Python使用正则表达式替换短代码

时间:2014-09-13 13:17:12

标签: regex python-2.7 text replace shortcode

我有一个看起来像这样的字符串:

my_str = "This sentence has a [b|bolded] word, and [b|another] one too!"

我需要将它转换成这个:

new_str = "This sentence has a <b>bolded</b> word, and <b>another</b> one too!"

是否可以使用Python的string.replacere.sub方法智能地执行此操作?

3 个答案:

答案 0 :(得分:1)

试试这个表达式:[[]b[|](\w+)[]]缩短版也可以是\[b\|(\w+)\]
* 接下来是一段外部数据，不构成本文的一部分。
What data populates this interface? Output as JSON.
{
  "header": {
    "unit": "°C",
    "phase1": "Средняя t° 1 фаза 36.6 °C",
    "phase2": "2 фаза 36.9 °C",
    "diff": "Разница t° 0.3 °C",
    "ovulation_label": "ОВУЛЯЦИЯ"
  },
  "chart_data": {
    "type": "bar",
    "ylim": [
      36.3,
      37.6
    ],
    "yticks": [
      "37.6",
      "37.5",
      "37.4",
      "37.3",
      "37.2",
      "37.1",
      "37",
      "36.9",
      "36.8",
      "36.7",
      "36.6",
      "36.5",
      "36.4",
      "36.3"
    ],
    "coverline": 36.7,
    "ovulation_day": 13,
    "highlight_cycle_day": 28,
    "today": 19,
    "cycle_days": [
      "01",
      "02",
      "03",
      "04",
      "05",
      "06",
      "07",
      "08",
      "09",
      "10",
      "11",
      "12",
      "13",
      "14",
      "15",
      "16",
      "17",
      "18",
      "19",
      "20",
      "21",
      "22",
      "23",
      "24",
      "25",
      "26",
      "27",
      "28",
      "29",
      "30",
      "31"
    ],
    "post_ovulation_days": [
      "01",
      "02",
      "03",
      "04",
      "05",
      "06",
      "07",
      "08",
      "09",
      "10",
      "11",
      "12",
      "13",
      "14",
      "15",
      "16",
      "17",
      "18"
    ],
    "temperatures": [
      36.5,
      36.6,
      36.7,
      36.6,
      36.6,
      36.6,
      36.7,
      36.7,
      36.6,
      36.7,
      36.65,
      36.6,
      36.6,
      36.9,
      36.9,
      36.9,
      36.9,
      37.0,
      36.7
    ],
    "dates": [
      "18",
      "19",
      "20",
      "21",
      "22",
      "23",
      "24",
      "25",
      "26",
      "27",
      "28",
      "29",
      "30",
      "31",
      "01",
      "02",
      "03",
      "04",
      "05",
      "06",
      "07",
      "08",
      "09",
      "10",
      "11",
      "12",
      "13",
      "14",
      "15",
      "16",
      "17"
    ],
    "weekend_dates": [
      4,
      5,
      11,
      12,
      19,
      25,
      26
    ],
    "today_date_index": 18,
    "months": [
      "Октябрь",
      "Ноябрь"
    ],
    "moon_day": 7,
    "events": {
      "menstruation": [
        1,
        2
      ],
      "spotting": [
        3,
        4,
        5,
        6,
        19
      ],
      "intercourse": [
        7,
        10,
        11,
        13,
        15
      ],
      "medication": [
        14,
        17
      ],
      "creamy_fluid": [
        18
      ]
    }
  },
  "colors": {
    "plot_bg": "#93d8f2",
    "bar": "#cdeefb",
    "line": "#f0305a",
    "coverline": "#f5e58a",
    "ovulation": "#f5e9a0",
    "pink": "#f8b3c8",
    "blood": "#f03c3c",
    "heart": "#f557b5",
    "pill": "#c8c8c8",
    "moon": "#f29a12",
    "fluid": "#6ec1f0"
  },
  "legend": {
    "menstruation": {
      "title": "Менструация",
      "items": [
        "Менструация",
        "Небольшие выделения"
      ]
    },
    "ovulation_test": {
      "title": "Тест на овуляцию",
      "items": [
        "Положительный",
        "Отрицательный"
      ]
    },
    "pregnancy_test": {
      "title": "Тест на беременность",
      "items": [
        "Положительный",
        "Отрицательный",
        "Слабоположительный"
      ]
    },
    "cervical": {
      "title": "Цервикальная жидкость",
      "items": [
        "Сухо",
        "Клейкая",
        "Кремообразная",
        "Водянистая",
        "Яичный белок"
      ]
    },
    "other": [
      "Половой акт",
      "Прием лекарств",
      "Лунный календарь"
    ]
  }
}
表达式搜索以[b|开头的任何内容时,使用]捕获它与结束\w+之间的内容,这意味着[a-zA-Z0-9_]包含更广泛的范围您还可以使用.*?代替\w+的字符,\[b\|(.*?)\]

Online Demo

示例演示:

import re
p = re.compile(ur'[[]b[|](\w+)[]]')
test_str = u"This sentence has a [b|bolded] word, and [b|another] one too!"
subst = u"<bold>$1</bold>"

result = re.sub(p, subst, test_str)

<强>输出:

This sentence has a <bold>bolded</bold> word, and <bold>another</bold> one too!

答案 1 :(得分:1)

只需将|[]之前的所有字符捕获到一个组中即可。并且|之后的部分进入另一个组。只需通过替换部件中的反向引用来调用捕获的组,即可获得所需的输出。

<强>正则表达式:

\[([^\[\]|]*)\|([^\[\]]*)\]

Replacemnet string:

<\1>\2</\1>

DEMO

>>> import re
>>> s = "This sentence has a [b|bolded] word, and [b|another] one too!"
>>> m = re.sub(r'\[([^\[\]|]*)\|([^\[\]]*)\]', r'<\1>\2</\1>', s)
>>> m
'This sentence has a <b>bolded</b> word, and <b>another</b> one too!'

Explanation...

答案 2 :(得分:0)

仅供参考,以防您不想要两个问题:

快速回答您的特定问题:

my_str = "This sentence has a [b|bolded] word, and [b|another] one too!"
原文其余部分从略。